Don Diego Esteban guardó silencio durante un buen rato. Si Emilio Sánchez intentaba decir algo lo hacía callar con un gesto. Ahora, el jefe del cártel colombiano sabía por fin que alguien le había estado robando su cocaína mientras se transportaba y le había mentido al decir que no había llegado. Necesitaba saber muchas cosas antes de actuar de forma decidida.
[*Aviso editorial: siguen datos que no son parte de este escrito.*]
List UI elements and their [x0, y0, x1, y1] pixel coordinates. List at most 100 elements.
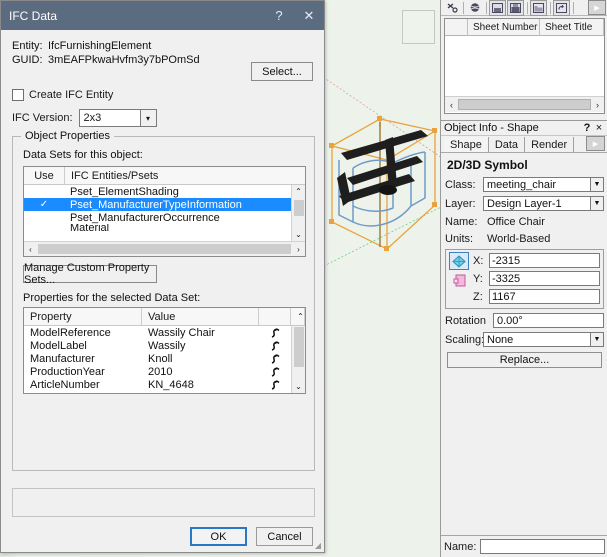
- object-info-titlebar[interactable]: Object Info - Shape ? ×: [441, 121, 607, 136]
- replace-button[interactable]: Replace...: [447, 352, 602, 368]
- help-icon[interactable]: ?: [581, 122, 593, 134]
- list-item[interactable]: ✓ Pset_ManufacturerTypeInformation: [24, 198, 305, 211]
- scaling-dropdown[interactable]: None ▼: [483, 332, 604, 347]
- open-folder-icon[interactable]: [530, 0, 547, 16]
- 3d-locus-icon[interactable]: [449, 252, 469, 270]
- link-icon[interactable]: [259, 327, 291, 338]
- sheet-number-column-header[interactable]: Sheet Number: [468, 19, 540, 35]
- scroll-right-icon[interactable]: ›: [292, 245, 305, 254]
- rotation-field[interactable]: 0.00°: [493, 313, 604, 328]
- chevron-down-icon[interactable]: ▼: [590, 332, 604, 347]
- datasets-vertical-scrollbar[interactable]: ⌃ ⌄: [291, 185, 305, 241]
- ifc-version-dropdown[interactable]: 2x3 ▾: [78, 109, 157, 127]
- link-icon[interactable]: [259, 353, 291, 364]
- table-row[interactable]: ModelReference Wassily Chair: [24, 326, 305, 339]
- help-icon[interactable]: ?: [264, 1, 294, 30]
- table-row[interactable]: ArticleNumber KN_4648: [24, 378, 305, 391]
- sheet-horizontal-scrollbar[interactable]: ‹ ›: [445, 96, 604, 112]
- render-icon[interactable]: [466, 0, 483, 16]
- tab-render[interactable]: Render: [525, 137, 575, 152]
- 2d-plane-icon[interactable]: [449, 271, 469, 289]
- resize-grip-icon[interactable]: ◢: [312, 541, 321, 550]
- chevron-down-icon[interactable]: ▼: [590, 177, 604, 192]
- property-column-header[interactable]: Property: [24, 308, 142, 325]
- save-sheet-icon[interactable]: [489, 0, 506, 16]
- tabs-overflow-icon[interactable]: ▶: [586, 136, 605, 151]
- sheet-title-column-header[interactable]: Sheet Title: [540, 19, 604, 35]
- layer-dropdown[interactable]: Design Layer-1 ▼: [483, 196, 604, 211]
- property-value[interactable]: KN_4648: [142, 379, 259, 391]
- z-field[interactable]: 1167: [489, 289, 600, 304]
- link-icon[interactable]: [259, 366, 291, 377]
- close-icon[interactable]: ×: [593, 122, 605, 134]
- datasets-use-column-header[interactable]: Use: [24, 167, 65, 184]
- value-column-header[interactable]: Value: [142, 308, 259, 325]
- scrollbar-thumb[interactable]: [458, 99, 591, 110]
- notes-area[interactable]: [12, 488, 315, 517]
- property-value[interactable]: 2010: [142, 366, 259, 378]
- select-button[interactable]: Select...: [251, 62, 313, 81]
- scroll-right-icon[interactable]: ›: [591, 100, 604, 110]
- chevron-down-icon[interactable]: ▾: [139, 109, 157, 127]
- properties-table[interactable]: Property Value ⌃ ModelReference Wassily …: [23, 307, 306, 394]
- object-info-body: 2D/3D Symbol Class: meeting_chair ▼ Laye…: [441, 153, 607, 368]
- rotation-label: Rotation: [445, 314, 486, 327]
- ifc-version-value[interactable]: 2x3: [78, 109, 140, 127]
- layer-value[interactable]: Design Layer-1: [483, 196, 590, 211]
- entity-line: Entity: IfcFurnishingElement: [12, 40, 313, 52]
- y-field[interactable]: -3325: [489, 271, 600, 286]
- scroll-down-icon[interactable]: ⌄: [295, 228, 302, 241]
- property-name: ModelLabel: [30, 339, 87, 352]
- table-row[interactable]: ProductionYear 2010: [24, 365, 305, 378]
- dialog-body: Entity: IfcFurnishingElement GUID: 3mEAFPk…: [1, 30, 324, 137]
- class-value[interactable]: meeting_chair: [483, 177, 590, 192]
- list-item[interactable]: Pset_ElementShading: [24, 185, 305, 198]
- class-dropdown[interactable]: meeting_chair ▼: [483, 177, 604, 192]
- dataset-use-check[interactable]: ✓: [24, 199, 64, 210]
- scrollbar-thumb[interactable]: [293, 327, 304, 367]
- scroll-left-icon[interactable]: ‹: [445, 100, 458, 110]
- create-ifc-entity-checkbox[interactable]: [12, 89, 24, 101]
- dialog-titlebar[interactable]: IFC Data ? ✕: [1, 1, 324, 30]
- chevron-down-icon[interactable]: ▼: [590, 196, 604, 211]
- layer-label: Layer:: [445, 197, 476, 210]
- snap-icon[interactable]: [443, 0, 460, 16]
- cancel-button[interactable]: Cancel: [256, 527, 313, 546]
- property-value[interactable]: Knoll: [142, 353, 259, 365]
- scroll-up-icon[interactable]: ⌃: [295, 185, 302, 198]
- tab-shape[interactable]: Shape: [444, 137, 489, 152]
- x-field[interactable]: -2315: [489, 253, 600, 268]
- action-column-header[interactable]: [259, 308, 291, 325]
- tab-data[interactable]: Data: [488, 137, 526, 152]
- undo-icon[interactable]: [553, 0, 570, 16]
- scaling-value[interactable]: None: [483, 332, 590, 347]
- scroll-left-icon[interactable]: ‹: [24, 245, 37, 254]
- datasets-name-column-header[interactable]: IFC Entities/Psets: [65, 167, 305, 184]
- publish-icon[interactable]: [507, 0, 524, 16]
- scroll-down-icon[interactable]: ⌄: [295, 380, 302, 393]
- ok-button[interactable]: OK: [190, 527, 247, 546]
- table-row[interactable]: Manufacturer Knoll: [24, 352, 305, 365]
- object-properties-group: Object Properties Data Sets for this obj…: [12, 130, 315, 471]
- list-item[interactable]: Pset_ManufacturerOccurrence: [24, 211, 305, 224]
- link-icon[interactable]: [259, 379, 291, 390]
- scroll-up-icon[interactable]: ⌃: [291, 308, 305, 325]
- list-item[interactable]: Material: [24, 224, 305, 232]
- scrollbar-thumb[interactable]: [38, 244, 291, 254]
- properties-label: Properties for the selected Data Set:: [23, 292, 201, 304]
- sheet-list-panel[interactable]: Sheet Number Sheet Title ‹ ›: [444, 18, 605, 114]
- close-icon[interactable]: ✕: [294, 1, 324, 30]
- manage-custom-property-sets-button[interactable]: Manage Custom Property Sets...: [23, 262, 157, 286]
- property-value[interactable]: Wassily: [142, 340, 259, 352]
- toolbar-overflow-button[interactable]: ▶: [588, 0, 606, 15]
- object-name-input[interactable]: [480, 539, 605, 554]
- sheet-list-body[interactable]: [445, 36, 604, 96]
- scrollbar-thumb[interactable]: [293, 200, 304, 216]
- table-row[interactable]: ModelLabel Wassily: [24, 339, 305, 352]
- property-value[interactable]: Wassily Chair: [142, 327, 259, 339]
- datasets-horizontal-scrollbar[interactable]: ‹ ›: [24, 241, 305, 256]
- create-ifc-entity-row[interactable]: Create IFC Entity: [12, 89, 313, 101]
- datasets-list[interactable]: Use IFC Entities/Psets Pset_ElementShadi…: [23, 166, 306, 257]
- properties-vertical-scrollbar[interactable]: ⌄: [291, 326, 305, 393]
- link-icon[interactable]: [259, 340, 291, 351]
Necesitaba saber cuánto tiempo se llevaba haciendo; cuál de sus clientes había estado interceptando sus barcos y fingiendo que no habían llegado. No tenía ninguna duda de que sus barcos se habían hundido, las tripulaciones habían sido asesinadas y la cocaína robada. Necesitaba saber hasta qué punto se había extendido la conspiración.

—Lo que quiero que haga —dijo a Sánchez— es que me prepare dos listas. Una con los números de envío de todos los fardos que iban en alguno de los barcos que desaparecieron y que nunca volvimos a ver. Cargueros, planeadoras, pesqueros, yates, todos los que jamás llegaron. Y otra lista con los barcos que pasaron sin problemas y con los números de envío de cada fardo que transportaban.

Después de aquello fue como si los dioses por fin le sonriesen. Tuvo dos golpes de suerte. En la frontera entre México y Norteamérica, los agentes de aduana de Estados Unidos, que trabajaban en Arizona cerca de la ciudad de Nogales, interceptaron a un camión que había cruzado la frontera al amparo de la oscuridad en una noche sin luna. Se consiguió una gran captura, que se guardó a la espera de destruirla. Hubo mucha publicidad. También muy poca seguridad.